Canadian stocks rallied in the final hour of trading to snap the longest losing streak since 2002, as gains from financials outweighed declines by raw-materials and energy producers.

The Standard & Poor’s/TSX Composite Index closed 0.4 percent higher at 12,373.90, after a seesaw trading day. The equity gauge rose as much as 1.1 percent and lost as much as 1 percent on Tuesday. Toronto-Dominion Bank and Royal Bank of Canada advanced more than 0.7 percent to lead the nation’s lenders higher. Canadian National Railway Co. rose a third straight day.

Eldorado Gold Corp. led resource-producers lower, as a Bloomberg gauge of global commodities touched a low of at least 1991. Energy companies also slid, as oil briefly tumbled below $30 a barrel.

Equities worldwide have tumbled to start the year as concern that a slowdown in China will thwart worldwide growth returned, after the nation unexpectedly set lower reference rates for its currency.
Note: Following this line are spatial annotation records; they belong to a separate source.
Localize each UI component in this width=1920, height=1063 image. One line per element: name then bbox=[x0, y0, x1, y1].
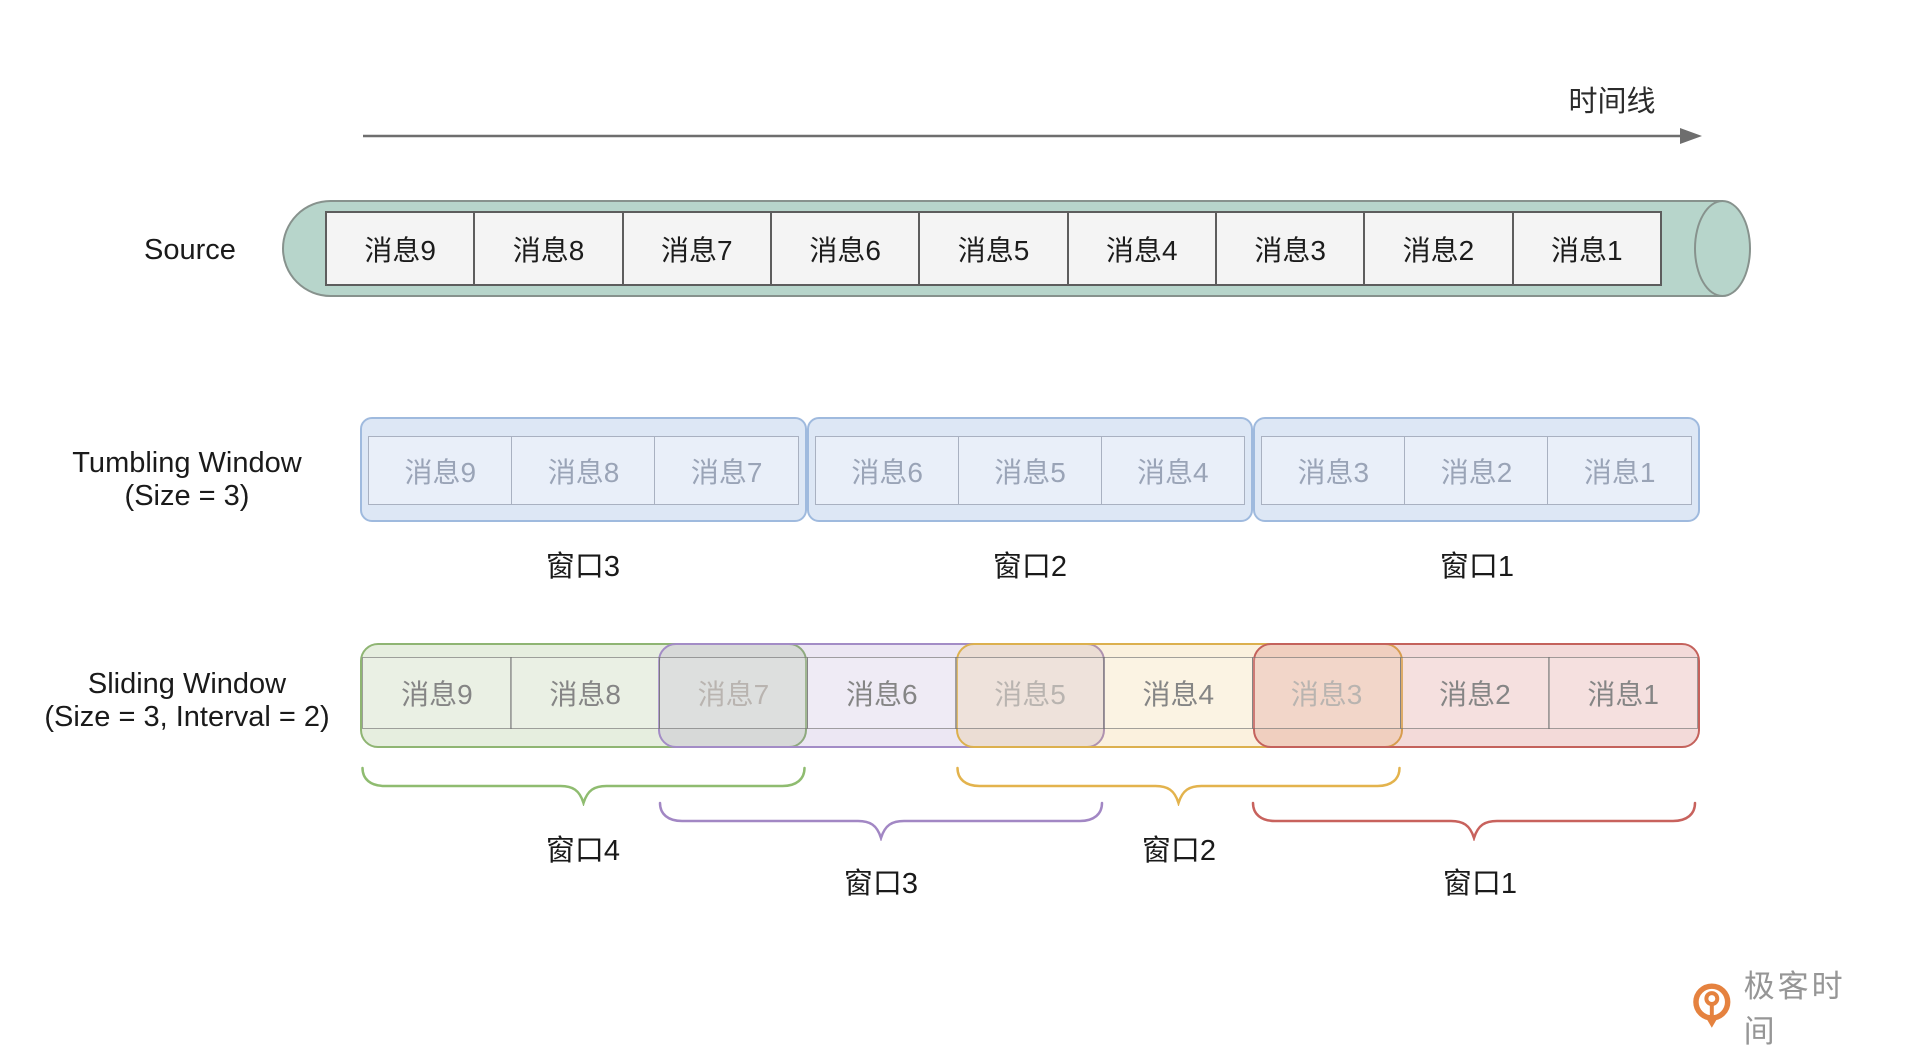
timeline-arrow bbox=[363, 128, 1702, 144]
tumbling-cell: 消息5 bbox=[957, 436, 1103, 505]
sliding-title-line2: (Size = 3, Interval = 2) bbox=[44, 701, 330, 733]
tumbling-cell: 消息4 bbox=[1100, 436, 1245, 505]
source-pipe-cap bbox=[1694, 200, 1751, 297]
sliding-cell: 消息9 bbox=[362, 657, 512, 729]
tumbling-cell: 消息8 bbox=[511, 436, 656, 505]
source-cells: 消息9 消息8 消息7 消息6 消息5 消息4 消息3 消息2 消息1 bbox=[325, 211, 1662, 286]
sliding-brace-window3 bbox=[658, 801, 1104, 841]
sliding-window-label: 窗口1 bbox=[1442, 868, 1518, 900]
source-cell: 消息8 bbox=[473, 211, 624, 286]
tumbling-window-group-2: 消息6 消息5 消息4 bbox=[807, 417, 1253, 522]
sliding-cell-overlap: 消息5 bbox=[955, 657, 1105, 729]
tumbling-row: 消息9 消息8 消息7 消息6 消息5 消息4 消息3 消息2 消息1 bbox=[360, 417, 1700, 522]
sliding-cell: 消息4 bbox=[1103, 657, 1254, 729]
sliding-window-overlay-green bbox=[360, 643, 807, 748]
sliding-title-line1: Sliding Window bbox=[87, 668, 287, 700]
sliding-cell: 消息2 bbox=[1399, 657, 1550, 729]
timeline-label: 时间线 bbox=[1568, 86, 1656, 118]
sliding-cell: 消息8 bbox=[510, 657, 661, 729]
tumbling-cell: 消息6 bbox=[815, 436, 960, 505]
sliding-window-label: 窗口4 bbox=[545, 835, 621, 867]
sliding-brace-window1 bbox=[1251, 801, 1697, 841]
source-cell: 消息2 bbox=[1363, 211, 1514, 286]
source-label: Source bbox=[144, 234, 236, 266]
geektime-logo: 极客时间 bbox=[1692, 969, 1872, 1049]
sliding-cell: 消息6 bbox=[806, 657, 957, 729]
geektime-logo-text: 极客时间 bbox=[1743, 969, 1846, 1049]
source-cell: 消息5 bbox=[918, 211, 1069, 286]
tumbling-cell: 消息2 bbox=[1404, 436, 1549, 505]
sliding-brace-window2 bbox=[956, 766, 1401, 806]
sliding-title: Sliding Window (Size = 3, Interval = 2) bbox=[22, 668, 352, 734]
sliding-row: 消息9 消息8 消息7 消息6 消息5 消息4 消息3 消息2 消息1 bbox=[360, 643, 1700, 748]
sliding-window-overlay-orange bbox=[955, 643, 1403, 748]
sliding-window-overlay-red bbox=[1253, 643, 1700, 748]
sliding-cell-overlap: 消息7 bbox=[658, 657, 809, 729]
tumbling-cell: 消息3 bbox=[1261, 436, 1406, 505]
tumbling-title-line1: Tumbling Window bbox=[72, 447, 302, 479]
sliding-cells: 消息9 消息8 消息7 消息6 消息5 消息4 消息3 消息2 消息1 bbox=[362, 657, 1699, 729]
tumbling-window-label: 窗口3 bbox=[545, 551, 621, 583]
tumbling-window-group-3: 消息9 消息8 消息7 bbox=[360, 417, 807, 522]
source-cell: 消息3 bbox=[1214, 211, 1366, 286]
source-cell: 消息1 bbox=[1511, 211, 1662, 286]
tumbling-window-group-1: 消息3 消息2 消息1 bbox=[1253, 417, 1700, 522]
source-cell: 消息7 bbox=[621, 211, 772, 286]
tumbling-cell: 消息1 bbox=[1547, 436, 1693, 505]
tumbling-window-label: 窗口1 bbox=[1439, 551, 1515, 583]
sliding-cell: 消息1 bbox=[1548, 657, 1699, 729]
sliding-window-label: 窗口2 bbox=[1141, 835, 1217, 867]
sliding-brace-window4 bbox=[361, 766, 806, 806]
tumbling-cell: 消息9 bbox=[368, 436, 513, 505]
sliding-cell-overlap: 消息3 bbox=[1251, 657, 1402, 729]
source-cell: 消息4 bbox=[1066, 211, 1217, 286]
source-cell: 消息9 bbox=[325, 211, 476, 286]
geektime-logo-icon bbox=[1693, 983, 1731, 1028]
tumbling-window-label: 窗口2 bbox=[992, 551, 1068, 583]
sliding-window-label: 窗口3 bbox=[843, 868, 919, 900]
tumbling-title-line2: (Size = 3) bbox=[124, 480, 250, 512]
tumbling-title: Tumbling Window (Size = 3) bbox=[22, 447, 352, 513]
tumbling-cell: 消息7 bbox=[654, 436, 800, 505]
source-cell: 消息6 bbox=[769, 211, 921, 286]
The MSCI All-Country World Index of developed and developing markets snapped a six-day slide while the S&P 500 rebounded from a mid-day drop. China’s central bank had earlier stabilized markets after repeatedly intervened in the offshore market. Crude posted a fresh 12-year low, tumbling 2.5 percent to close at $30.64 after touching $29.93 earlier.

Canada’s resource-rich benchmark equity gauge lost 7.4 percent during a nine-day slide to start 2016. Canada was the second Group of 7 country to see its benchmark enter a bear market, capping a 20 percent slide Jan. 7, after Germany’s DAX Index did in August.

Eldorado Gold Corp. sank 19 percent, the biggest drop since December 2008, after the gold mining company suspended activities at its mining project in Greece after a prolonged battle to develop the mine.

The S&P/TSX Gold Index lost 2.5 percent as the metal retreated for a third straight day. Gold producers had rallied at the start of the year as investors sought a haven from the market turmoil in China. Goldcorp Inc. lost 2.6 percent Tuesday.